The aim of this study was to utilize the LH paradigm to determine whether the differential response to stress observed in the LH(-) and LH(+) groups following avoidable footshock has any influence on the inflammatory disease of AA. Adult rats of the Wistar strain were divided into LH(-) and LH(+) groups. Blood samples were taken prior to initial exposure to uncontrollable shock and 30 min following exposure to the LH stressor to determine if there was a differential corticosterone response associated with the behavioural changes. AA was induced 4 h following the LH test and the differences in behavioural response correlated with the onset and severity of inflammation. The animals were examined at regular intervals and paw volumes measured on days 0, 4, 7, 10 and 14 as an index of severity of inflammation. Trunk blood samples were collected at the end of the study for assay of corticosterone and testosterone and brains for determination of corticotrophin-releasing factor (CRF) mRNA in the hypothalamic paraventricular nucleus (PVN). Spleens and thymuses were collected for the determination of neuropeptide contents [CRF, arginine vasopressin (AVP), adrenocorticotrophic hormone (ACTH) and ß-endorphin]. If the hypothesis proposed is valid [2], a robust response to footshock would protect against the onset and severity of inflammation in AA. Conversely, an attenuated corticosterone response to stress might be predicted to be accompanied by increased severity of inflammation.


    Materials and methods
 Top
 Abstract
 Introduction
 Materials and methods
 Results
 Discussion
 References
 
General procedure
Male Wistar rats (250–300 g) supplied by the Reproduction Laboratory of the University of Cadiz were maintained on a 12 h light:12 h dark cycle with free access to food and drink. Room temperature was controlled and maintained at 21 ± 1°C. They were single caged and allowed to adapt to the experimental room for at least 1 week before the experimental procedures began. The protocol was approved by the Ethical Committee for Animal Experimentation of the School of Medicine of the University of Cadiz (licence no. 07–9604).

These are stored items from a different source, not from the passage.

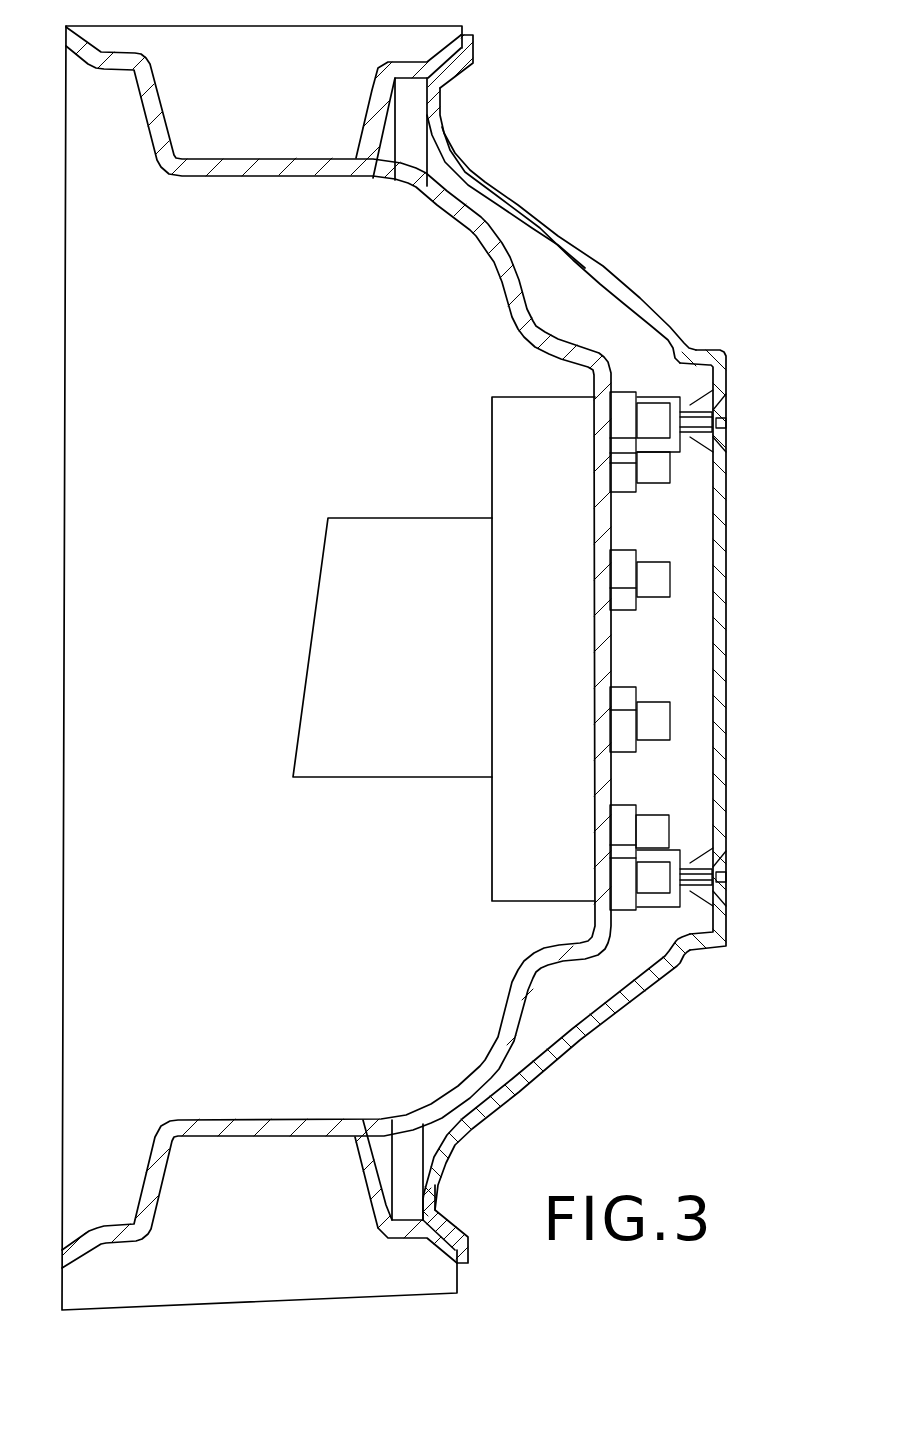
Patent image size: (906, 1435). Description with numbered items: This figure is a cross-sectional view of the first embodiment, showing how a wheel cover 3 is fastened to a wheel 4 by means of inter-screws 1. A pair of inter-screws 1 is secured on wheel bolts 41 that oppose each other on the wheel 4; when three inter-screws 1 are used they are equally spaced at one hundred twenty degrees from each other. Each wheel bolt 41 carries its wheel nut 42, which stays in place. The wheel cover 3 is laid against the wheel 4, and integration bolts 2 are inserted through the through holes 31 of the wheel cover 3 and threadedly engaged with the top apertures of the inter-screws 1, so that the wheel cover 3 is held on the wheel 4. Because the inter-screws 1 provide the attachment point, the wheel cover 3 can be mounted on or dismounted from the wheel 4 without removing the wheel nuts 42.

The inter-screw 1 is at (641, 397).
The integration bolt 2 is at (720, 418).
The wheel cover 3 is at (727, 545).
The wheel 4 is at (482, 223).
The through hole 31 is at (708, 417).
The wheel bolt 41 is at (657, 413).
The wheel nut 42 is at (624, 392).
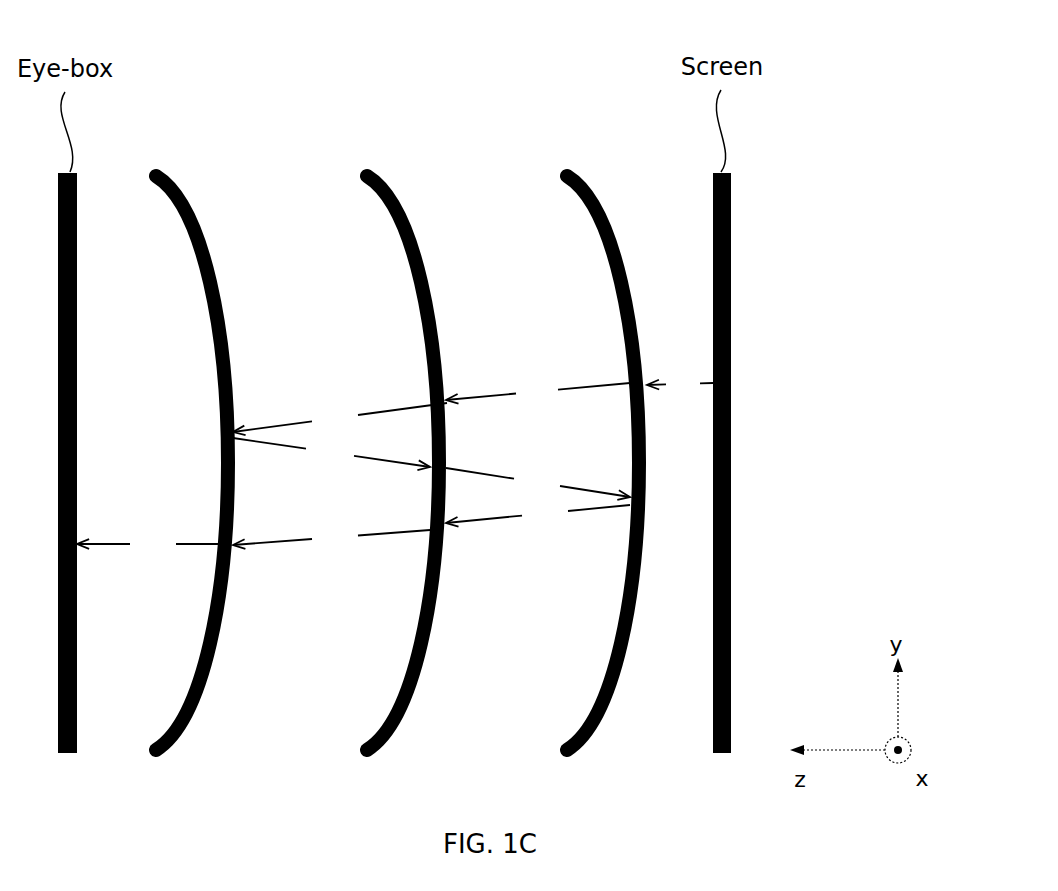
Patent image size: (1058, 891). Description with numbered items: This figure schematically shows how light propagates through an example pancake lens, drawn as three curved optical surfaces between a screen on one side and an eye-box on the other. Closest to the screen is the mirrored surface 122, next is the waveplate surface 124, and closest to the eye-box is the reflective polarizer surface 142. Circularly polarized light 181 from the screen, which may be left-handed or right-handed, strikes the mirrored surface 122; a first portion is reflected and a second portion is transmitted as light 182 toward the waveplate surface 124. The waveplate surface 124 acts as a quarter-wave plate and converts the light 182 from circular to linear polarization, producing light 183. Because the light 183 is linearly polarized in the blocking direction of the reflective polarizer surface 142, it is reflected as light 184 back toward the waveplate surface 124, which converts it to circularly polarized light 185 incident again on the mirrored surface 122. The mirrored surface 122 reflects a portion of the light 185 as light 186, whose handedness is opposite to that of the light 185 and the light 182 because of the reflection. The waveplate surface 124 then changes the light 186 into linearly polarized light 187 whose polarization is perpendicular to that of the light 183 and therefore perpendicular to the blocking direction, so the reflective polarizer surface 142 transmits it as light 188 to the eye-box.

The reflective polarizer surface 142 is at (152, 172).
The waveplate surface 124 is at (366, 172).
The mirrored surface 122 is at (566, 172).
The light 181 is at (680, 384).
The light 182 is at (538, 393).
The light 183 is at (340, 419).
The light 184 is at (331, 454).
The light 185 is at (538, 484).
The light 186 is at (538, 512).
The light 187 is at (331, 534).
The light 188 is at (147, 544).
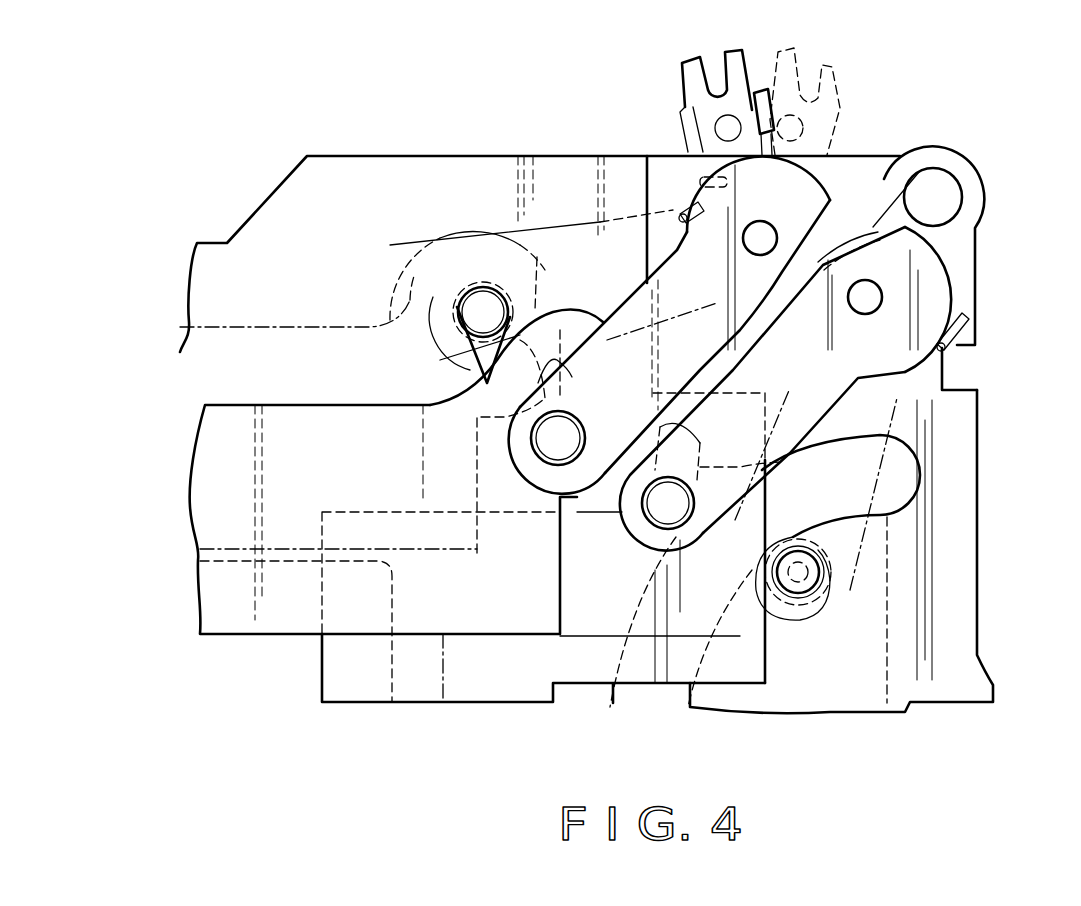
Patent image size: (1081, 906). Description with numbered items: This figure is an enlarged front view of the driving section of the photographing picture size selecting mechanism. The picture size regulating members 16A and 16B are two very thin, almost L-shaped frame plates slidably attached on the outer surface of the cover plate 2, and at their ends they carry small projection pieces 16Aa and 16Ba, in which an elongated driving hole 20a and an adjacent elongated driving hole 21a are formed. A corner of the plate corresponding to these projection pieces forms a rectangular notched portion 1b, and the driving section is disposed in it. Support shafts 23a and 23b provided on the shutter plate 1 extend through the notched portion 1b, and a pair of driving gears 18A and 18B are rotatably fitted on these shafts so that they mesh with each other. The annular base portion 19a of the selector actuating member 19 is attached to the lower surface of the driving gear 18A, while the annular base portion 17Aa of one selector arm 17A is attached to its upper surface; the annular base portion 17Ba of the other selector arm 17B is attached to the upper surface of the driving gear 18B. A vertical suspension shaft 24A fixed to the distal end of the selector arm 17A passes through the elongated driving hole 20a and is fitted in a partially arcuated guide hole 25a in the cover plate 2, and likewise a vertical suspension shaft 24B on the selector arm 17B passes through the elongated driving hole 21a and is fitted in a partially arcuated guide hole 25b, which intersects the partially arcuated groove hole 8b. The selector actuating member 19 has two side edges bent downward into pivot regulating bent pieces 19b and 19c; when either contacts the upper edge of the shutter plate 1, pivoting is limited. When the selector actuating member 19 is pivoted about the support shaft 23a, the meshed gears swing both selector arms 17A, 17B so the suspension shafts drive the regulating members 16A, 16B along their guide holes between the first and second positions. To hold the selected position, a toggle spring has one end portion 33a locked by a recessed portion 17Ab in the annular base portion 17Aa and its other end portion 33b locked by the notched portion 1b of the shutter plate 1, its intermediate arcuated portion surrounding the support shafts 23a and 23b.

The shutter plate 1 is at (975, 195).
The notched portion 1b is at (943, 368).
The cover plate 2 is at (587, 165).
The partially arcuated groove hole 8b is at (907, 477).
The picture size regulating member 16A is at (318, 405).
The small projection piece 16Aa is at (543, 320).
The picture size regulating member 16B is at (375, 695).
The small projection piece 16Ba is at (736, 678).
The selector arm 17A is at (575, 165).
The annular base portion 17Aa is at (800, 183).
The recessed portion 17Ab is at (653, 185).
The selector arm 17B is at (828, 397).
The annular base portion 17Ba is at (937, 300).
The driving gear 18A is at (852, 200).
The driving gear 18B is at (915, 205).
The selector actuating member 19 is at (742, 57).
The annular base portion 19a is at (713, 73).
The pivot regulating bent piece 19b is at (685, 105).
The pivot regulating bent piece 19c is at (790, 90).
The elongated driving hole 20a is at (562, 337).
The elongated driving hole 21a is at (770, 478).
The support shaft 23a is at (768, 225).
The support shaft 23b is at (868, 283).
The vertical suspension shaft 24A is at (527, 443).
The vertical suspension shaft 24B is at (678, 508).
The partially arcuated guide hole 25a is at (455, 308).
The partially arcuated guide hole 25b is at (808, 590).
The one end portion of the toggle spring 33a is at (690, 205).
The other end portion of the toggle spring 33b is at (953, 320).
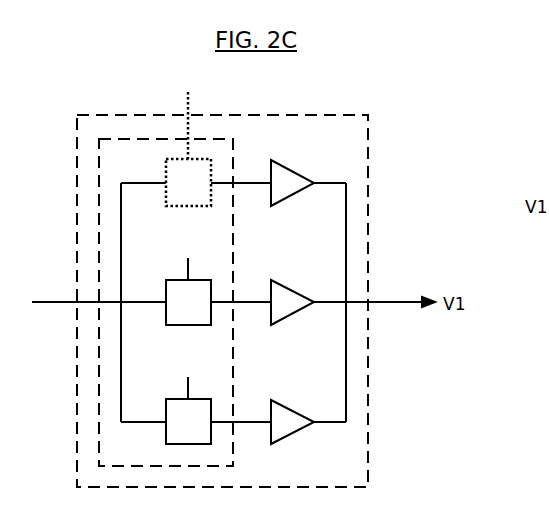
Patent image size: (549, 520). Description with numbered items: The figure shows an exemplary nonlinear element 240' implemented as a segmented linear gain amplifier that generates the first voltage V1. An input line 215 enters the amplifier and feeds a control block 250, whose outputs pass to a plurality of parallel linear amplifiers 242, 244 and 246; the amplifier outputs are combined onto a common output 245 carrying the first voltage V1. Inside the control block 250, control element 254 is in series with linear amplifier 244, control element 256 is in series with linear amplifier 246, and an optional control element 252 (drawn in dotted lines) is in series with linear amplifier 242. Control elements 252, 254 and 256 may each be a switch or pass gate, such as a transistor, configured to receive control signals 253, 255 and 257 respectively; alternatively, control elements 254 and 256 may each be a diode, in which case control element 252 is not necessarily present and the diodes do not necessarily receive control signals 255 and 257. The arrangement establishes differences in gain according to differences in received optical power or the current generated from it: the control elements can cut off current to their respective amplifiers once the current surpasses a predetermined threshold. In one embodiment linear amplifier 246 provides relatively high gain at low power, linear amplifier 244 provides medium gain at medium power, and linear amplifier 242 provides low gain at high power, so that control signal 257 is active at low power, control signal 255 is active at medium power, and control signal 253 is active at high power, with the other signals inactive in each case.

The input signal line 215 is at (99, 302).
The segmented linear gain amplifier 240' is at (258, 301).
The linear amplifier 242 is at (303, 171).
The linear amplifier 244 is at (302, 292).
The output line 245 is at (402, 298).
The linear amplifier 246 is at (303, 404).
The control block 250 is at (133, 137).
The control element 252 is at (172, 210).
The control signal 253 is at (192, 97).
The control element 254 is at (172, 330).
The control signal 255 is at (187, 265).
The control element 256 is at (165, 442).
The control signal 257 is at (188, 382).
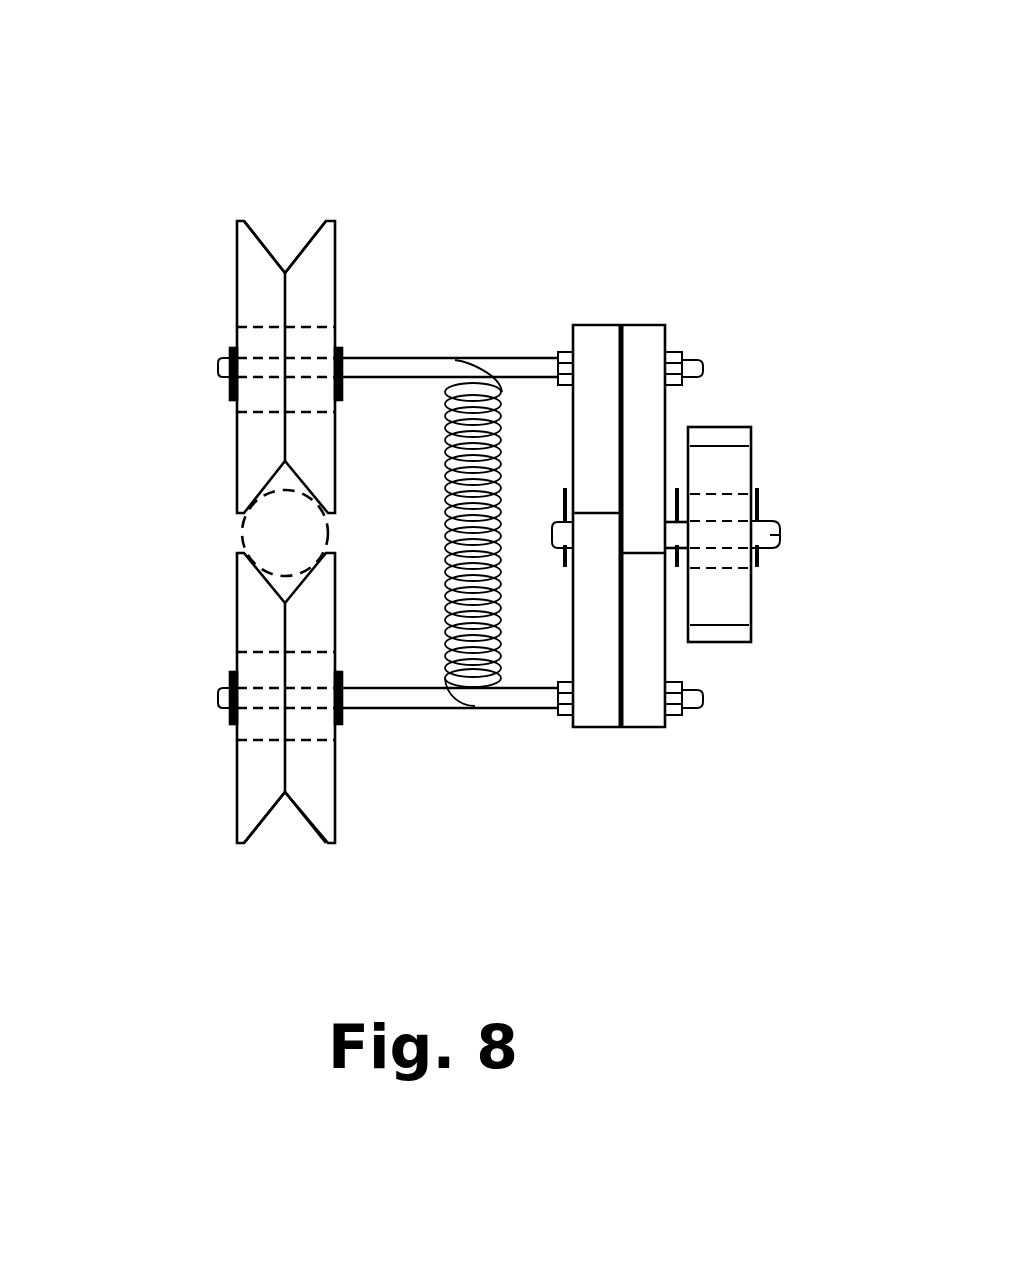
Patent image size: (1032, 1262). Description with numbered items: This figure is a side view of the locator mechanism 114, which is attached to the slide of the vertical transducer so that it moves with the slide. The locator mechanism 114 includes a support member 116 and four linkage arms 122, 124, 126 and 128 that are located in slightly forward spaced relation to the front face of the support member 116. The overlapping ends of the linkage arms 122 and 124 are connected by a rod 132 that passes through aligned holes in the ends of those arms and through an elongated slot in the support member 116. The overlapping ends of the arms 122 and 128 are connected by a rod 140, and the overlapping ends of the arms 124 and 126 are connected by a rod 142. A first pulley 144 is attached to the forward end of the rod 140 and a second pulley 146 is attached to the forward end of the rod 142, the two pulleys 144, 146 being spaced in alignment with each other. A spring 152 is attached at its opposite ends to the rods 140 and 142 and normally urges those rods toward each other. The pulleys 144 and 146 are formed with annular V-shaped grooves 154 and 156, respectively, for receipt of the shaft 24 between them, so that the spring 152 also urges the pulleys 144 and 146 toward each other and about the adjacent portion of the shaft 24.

The shaft 24 is at (226, 535).
The locator mechanism 114 is at (676, 112).
The support member 116 is at (685, 470).
The linkage arm 122 is at (641, 325).
The linkage arm 124 is at (595, 713).
The linkage arm 126 is at (655, 660).
The linkage arm 128 is at (593, 325).
The rod 132 is at (770, 535).
The rod 140 is at (410, 368).
The rod 142 is at (385, 698).
The first pulley 144 is at (248, 287).
The second pulley 146 is at (238, 765).
The spring 152 is at (452, 540).
The annular V-shaped groove 154 is at (258, 237).
The annular V-shaped groove 156 is at (265, 838).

LH induction and blood sampling
The LH paradigm consisted of an exposure to a session of unavoidable footshock followed, after 48 h, by a performance task (conditioned avoidance training). Tail vein blood samples (0.4–0.5 ml), for subsequent corticosterone determination, were collected 24 h prior to the unavoidable footshock session (basal values), and 30 min after the LH test, to assess each animal's responsiveness to this stressor.

Induction of LH was carried out as described elsewhere [10]. Unavoidable footshock was delivered in a 20 x 12 x 10 cm chamber with Plexiglas walls and cover. The floor was made of a stainless-steel grid (1.5 cm mesh). Sixty scrambled, randomized and inescapable shocks (duration 15 s, intensity 0.8 mA, intershock interval 60 ± 20 s) were delivered to the grid floor by means of a constant current shocker.

In order to evaluate escape and avoidance performance (conditioned avoidance training), 48 h after the inescapable shock session the animals were placed in an automated two-way shuttle-box, divided into two equal sized chambers by a Plexiglas partition with a 7 x 7 cm hole that provided access to the adjacent compartment. The animals were singly placed in the shuttle-box and subjected to 30 avoidance trials. During the first 3 s of each trial a light signal was presented. The animals were allowed to avoid shock during this period. If an avoidance response did not occur a shock (0.8 mA; 3 s) was delivered. The response required of the rat during each trial was to pass through the gate into the other compartment of the shuttle-box. The intertrial interval was 30 s. The number of escape failures was recorded during shock delivery. Rats that recorded the highest escape failures (22 or more out of the 30 trials) were included in the LH(+) group (animals that became learned helpless). Rats that recorded the lowest escape failures (five or less out of 30 trials) were included in the LH(-) group (animals that did not become learned helpless).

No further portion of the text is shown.